Tuesday, 6 March 2018

It was a dark and stormy night … by Debbie Bennett

Was there ever a bigger cliché in opening a piece of fiction? Way back in the when, I wrote a round-robin story with a group of friends; we each had to write a few paragraphs and then pass it on. The opening line was It was a dark and stormy knight. And our brave knight was indeed dark and stormy! I’m not sure what happened to the story – I’m sure there must be copies somewhere, but this was probably pre-internet.

I’m writing this in the midst of the Beast from the East – the huge cold snap that seems to be taking up 95% of British news right now. Like we’ve never had snow before? Although the wind-chill of allegedly -10˚ is rare! We’ve even resorted to stuffing an old shirt in the airing cupboard vent, and the kitchen extractor fan is sucking in cold air.

But weather in stories? Off the top of my head, I’m thinking that weather is generally used to isolate characters in fiction. The good guys are marooned on an island by a storm; the fog is so thick, we can’t see the bad guys; everybody’s snowed in inside the old asylum-turned-posh hotel. Very Stephen King. But other than this, do writers actually use weather in their stories? Maybe as a metaphor for emotion? Rain = misery, sun = happiness. Again very clichéd, but to a certain extent these kind of metaphors rely on the cliché to make them understandable. Weather is often another obstacle, a challenge we throw at our characters – can they overcome the freezing cold or the desert heat to achieve their aims?

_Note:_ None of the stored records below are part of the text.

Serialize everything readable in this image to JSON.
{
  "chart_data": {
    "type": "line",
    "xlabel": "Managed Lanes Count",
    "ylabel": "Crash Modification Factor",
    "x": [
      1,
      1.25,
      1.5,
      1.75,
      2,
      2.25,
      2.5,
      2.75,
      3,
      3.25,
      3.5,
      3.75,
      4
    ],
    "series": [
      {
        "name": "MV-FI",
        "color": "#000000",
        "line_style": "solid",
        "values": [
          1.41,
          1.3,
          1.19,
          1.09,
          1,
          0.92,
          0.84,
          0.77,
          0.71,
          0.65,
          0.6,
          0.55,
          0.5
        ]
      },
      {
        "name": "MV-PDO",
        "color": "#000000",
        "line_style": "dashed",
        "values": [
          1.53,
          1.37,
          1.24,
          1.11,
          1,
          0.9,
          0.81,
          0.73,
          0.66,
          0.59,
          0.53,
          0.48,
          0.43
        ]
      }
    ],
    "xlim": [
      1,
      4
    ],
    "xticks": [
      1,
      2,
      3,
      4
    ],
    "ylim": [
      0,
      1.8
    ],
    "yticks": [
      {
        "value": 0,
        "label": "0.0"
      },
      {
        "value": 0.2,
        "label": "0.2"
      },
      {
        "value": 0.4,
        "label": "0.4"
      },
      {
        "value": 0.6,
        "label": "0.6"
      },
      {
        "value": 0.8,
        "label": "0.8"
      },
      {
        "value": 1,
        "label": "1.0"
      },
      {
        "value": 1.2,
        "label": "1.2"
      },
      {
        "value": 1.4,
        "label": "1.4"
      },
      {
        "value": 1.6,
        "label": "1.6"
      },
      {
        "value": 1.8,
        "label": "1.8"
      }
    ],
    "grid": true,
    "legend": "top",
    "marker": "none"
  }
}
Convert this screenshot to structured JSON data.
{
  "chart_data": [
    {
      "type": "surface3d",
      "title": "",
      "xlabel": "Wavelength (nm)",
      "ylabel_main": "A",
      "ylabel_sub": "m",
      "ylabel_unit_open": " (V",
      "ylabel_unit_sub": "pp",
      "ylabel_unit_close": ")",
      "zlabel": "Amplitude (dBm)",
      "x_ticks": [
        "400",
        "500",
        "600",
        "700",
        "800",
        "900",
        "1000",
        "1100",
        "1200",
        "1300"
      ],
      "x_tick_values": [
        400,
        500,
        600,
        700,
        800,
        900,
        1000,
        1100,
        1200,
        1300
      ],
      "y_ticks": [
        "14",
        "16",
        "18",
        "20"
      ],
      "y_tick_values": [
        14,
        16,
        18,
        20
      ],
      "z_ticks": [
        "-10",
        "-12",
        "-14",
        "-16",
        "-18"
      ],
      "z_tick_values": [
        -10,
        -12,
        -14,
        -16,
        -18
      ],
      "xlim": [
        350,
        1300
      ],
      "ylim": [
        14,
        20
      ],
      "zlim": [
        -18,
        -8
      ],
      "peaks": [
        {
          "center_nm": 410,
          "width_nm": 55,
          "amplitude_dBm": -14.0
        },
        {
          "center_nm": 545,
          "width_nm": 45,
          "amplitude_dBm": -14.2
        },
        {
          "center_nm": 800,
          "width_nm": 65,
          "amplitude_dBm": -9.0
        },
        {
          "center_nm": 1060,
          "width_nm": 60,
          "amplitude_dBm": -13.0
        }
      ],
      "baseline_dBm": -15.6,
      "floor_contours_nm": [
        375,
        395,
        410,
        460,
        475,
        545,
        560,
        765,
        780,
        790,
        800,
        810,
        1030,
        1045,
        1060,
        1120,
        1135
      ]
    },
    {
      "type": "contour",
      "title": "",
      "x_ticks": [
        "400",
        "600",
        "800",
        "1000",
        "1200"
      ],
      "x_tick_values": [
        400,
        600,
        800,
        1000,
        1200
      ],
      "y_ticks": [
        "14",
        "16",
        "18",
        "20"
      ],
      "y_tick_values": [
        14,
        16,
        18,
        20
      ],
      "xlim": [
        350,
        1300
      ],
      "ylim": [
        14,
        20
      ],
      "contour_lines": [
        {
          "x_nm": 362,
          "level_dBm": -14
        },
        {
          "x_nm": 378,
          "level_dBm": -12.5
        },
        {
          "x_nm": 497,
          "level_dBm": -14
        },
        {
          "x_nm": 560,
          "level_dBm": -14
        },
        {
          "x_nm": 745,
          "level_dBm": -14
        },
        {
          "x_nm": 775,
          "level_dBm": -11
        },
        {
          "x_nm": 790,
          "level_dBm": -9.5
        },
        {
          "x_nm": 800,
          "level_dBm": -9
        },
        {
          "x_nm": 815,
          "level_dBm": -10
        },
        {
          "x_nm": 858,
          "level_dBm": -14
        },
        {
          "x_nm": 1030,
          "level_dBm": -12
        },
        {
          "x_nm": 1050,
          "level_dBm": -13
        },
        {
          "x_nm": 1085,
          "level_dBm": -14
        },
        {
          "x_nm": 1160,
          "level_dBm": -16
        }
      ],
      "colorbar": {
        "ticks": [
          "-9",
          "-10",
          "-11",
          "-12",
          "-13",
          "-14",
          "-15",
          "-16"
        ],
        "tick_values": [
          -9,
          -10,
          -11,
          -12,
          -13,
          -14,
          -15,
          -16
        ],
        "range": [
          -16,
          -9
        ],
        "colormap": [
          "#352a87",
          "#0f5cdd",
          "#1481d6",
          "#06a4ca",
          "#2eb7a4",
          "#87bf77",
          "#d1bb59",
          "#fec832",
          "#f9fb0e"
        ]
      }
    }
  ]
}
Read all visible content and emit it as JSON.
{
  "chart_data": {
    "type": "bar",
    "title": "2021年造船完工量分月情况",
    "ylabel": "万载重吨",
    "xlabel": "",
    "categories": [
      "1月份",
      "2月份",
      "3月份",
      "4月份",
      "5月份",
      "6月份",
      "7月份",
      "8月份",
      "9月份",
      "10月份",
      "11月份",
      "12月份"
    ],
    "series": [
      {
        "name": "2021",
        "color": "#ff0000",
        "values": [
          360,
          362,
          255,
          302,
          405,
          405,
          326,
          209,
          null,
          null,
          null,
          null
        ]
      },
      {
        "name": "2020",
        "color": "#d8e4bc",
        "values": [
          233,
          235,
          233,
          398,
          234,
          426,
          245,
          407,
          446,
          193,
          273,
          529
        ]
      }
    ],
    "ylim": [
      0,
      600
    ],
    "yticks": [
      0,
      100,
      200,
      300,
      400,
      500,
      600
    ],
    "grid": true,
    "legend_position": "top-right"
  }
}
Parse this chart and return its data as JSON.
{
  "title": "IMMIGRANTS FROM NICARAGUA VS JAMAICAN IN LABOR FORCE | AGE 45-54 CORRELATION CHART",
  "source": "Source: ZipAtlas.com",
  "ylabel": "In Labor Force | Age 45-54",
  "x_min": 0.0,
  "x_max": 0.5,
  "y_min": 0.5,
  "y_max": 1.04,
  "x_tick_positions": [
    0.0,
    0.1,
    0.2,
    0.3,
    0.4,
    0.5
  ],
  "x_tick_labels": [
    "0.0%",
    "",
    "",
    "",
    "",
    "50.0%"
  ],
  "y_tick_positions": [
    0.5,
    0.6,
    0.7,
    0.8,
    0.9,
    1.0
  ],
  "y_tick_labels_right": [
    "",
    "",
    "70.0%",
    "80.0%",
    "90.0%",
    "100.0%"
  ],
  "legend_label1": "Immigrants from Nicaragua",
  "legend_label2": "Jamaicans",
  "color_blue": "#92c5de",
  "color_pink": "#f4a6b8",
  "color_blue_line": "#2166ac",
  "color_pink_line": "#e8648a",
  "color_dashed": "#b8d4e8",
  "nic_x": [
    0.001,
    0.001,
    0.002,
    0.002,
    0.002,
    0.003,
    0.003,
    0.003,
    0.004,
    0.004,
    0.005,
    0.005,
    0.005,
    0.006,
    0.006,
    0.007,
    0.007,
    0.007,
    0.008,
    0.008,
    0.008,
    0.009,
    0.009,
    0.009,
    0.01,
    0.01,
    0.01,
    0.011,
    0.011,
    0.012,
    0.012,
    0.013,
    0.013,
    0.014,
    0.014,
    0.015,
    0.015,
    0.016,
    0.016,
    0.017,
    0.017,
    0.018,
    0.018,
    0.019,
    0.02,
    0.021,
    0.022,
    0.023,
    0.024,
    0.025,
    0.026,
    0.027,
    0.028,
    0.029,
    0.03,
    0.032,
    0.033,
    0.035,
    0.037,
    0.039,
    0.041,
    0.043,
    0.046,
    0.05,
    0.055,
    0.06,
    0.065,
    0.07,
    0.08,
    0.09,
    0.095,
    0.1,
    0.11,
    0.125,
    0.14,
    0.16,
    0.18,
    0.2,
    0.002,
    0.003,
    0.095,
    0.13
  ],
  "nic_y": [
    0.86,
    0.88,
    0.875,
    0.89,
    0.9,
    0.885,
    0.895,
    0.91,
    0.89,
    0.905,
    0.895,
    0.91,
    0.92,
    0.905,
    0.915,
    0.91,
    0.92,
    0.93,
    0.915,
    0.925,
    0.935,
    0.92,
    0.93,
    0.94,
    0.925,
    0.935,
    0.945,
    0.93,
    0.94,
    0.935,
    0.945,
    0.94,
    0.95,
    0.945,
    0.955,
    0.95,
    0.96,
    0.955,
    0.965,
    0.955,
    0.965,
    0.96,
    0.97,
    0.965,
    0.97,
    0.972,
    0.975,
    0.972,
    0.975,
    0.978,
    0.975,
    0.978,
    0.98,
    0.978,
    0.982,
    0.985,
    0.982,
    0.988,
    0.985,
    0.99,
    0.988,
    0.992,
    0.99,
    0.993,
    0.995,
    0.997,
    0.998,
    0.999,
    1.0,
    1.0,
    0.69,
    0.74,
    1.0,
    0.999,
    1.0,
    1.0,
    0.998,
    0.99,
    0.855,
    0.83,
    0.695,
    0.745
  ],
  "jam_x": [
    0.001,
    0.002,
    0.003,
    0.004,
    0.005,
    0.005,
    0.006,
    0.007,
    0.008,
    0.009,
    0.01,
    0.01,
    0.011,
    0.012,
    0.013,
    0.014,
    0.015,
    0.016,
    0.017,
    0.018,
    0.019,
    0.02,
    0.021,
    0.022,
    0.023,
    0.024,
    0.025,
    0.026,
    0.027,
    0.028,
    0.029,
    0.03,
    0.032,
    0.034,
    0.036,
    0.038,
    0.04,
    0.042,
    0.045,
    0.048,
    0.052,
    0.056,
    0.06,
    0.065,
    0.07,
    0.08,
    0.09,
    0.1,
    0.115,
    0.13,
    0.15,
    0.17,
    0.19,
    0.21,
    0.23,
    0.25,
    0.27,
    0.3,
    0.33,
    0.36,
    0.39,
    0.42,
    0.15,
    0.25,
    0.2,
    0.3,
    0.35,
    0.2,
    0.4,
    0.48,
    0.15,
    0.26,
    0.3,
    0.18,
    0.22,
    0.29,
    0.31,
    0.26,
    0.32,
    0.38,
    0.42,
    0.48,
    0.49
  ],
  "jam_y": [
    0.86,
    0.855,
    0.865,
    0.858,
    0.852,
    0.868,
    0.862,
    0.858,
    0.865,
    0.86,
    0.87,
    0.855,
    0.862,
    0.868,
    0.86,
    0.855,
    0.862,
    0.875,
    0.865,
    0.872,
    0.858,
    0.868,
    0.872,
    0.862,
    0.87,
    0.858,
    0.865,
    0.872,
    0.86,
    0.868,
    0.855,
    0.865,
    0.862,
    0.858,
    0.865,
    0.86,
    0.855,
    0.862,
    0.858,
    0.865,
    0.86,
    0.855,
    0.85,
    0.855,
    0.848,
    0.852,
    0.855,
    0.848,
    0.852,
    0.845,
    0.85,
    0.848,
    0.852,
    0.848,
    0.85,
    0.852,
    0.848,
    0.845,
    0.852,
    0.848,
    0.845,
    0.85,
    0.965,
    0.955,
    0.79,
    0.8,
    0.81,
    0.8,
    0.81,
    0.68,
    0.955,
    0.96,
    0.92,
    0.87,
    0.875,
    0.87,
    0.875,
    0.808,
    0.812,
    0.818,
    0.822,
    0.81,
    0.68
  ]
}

But weather is a part of the five senses that every good book on writing tells us we need to engage with. We feel the cold, we taste the rain, we smell the dry heat and see the lightning of a storm. I remember being in Arizona on holiday once, in the Painted Desert, in the middle of a dry thunderstorm. It was spectacular to watch – and scary, when you realise that the car you are in is the only metallic thing for several miles in any direction – but what I remember is the smell of a storm. Even in the UK, a storm after a dry spell smells … buttery, is the only way I can describe the smell of storm rain on parched earth. I like using this kind of imagery in writing; it adds depth, although too much of it can be pretentious.

So while you’re snuggled in your warm homes, thinking back on Storm Emma, use the memories to fuel the next piece of writing. Think outside the box and use the weather to drive the story rather than simply isolate the characters. 


4 comments:

Wendy Jones said...

Fabulous advice, Debbie. Thanks for this

janedwards said...

All the senses! (And I have a copy of that round robin somewhere! :-) )

griseldaheppel said...

I definitely use weather in my children's books, for variety as much as anything. Cold, rainy days with biting winds can express the turmoil your hero is going through - or give them a sense of freedom and exultation. Similarly you'd think a warm, sunny day would be all about happiness but it can also ratchet up the sense of grief/loss by poignant contrast - sun-dappled bluebells by a freshly dug grave, for instance. See, I'm going misty-eyed already.
Ooh and I love your 'It was a dark and stormy knight.' That's as good as Katherine Rundell's opening sentence of Wolf Wilder: 'Once upon a time there was a dark and stormy girl.'

misha said...

Weather affects us all in ways we do not always appreciate. Living in Jamaica for two years the humid heat slowed me down both physically and mentally. I will never forget the jolt of energy I would get on arriving in Gatwick. It was like walking out of a soporific bath into a revitalising shower. I also missed the slow progress of evening from late afternoon, to twilight, to darkness. In the tropic night comes like the lowering of a blind.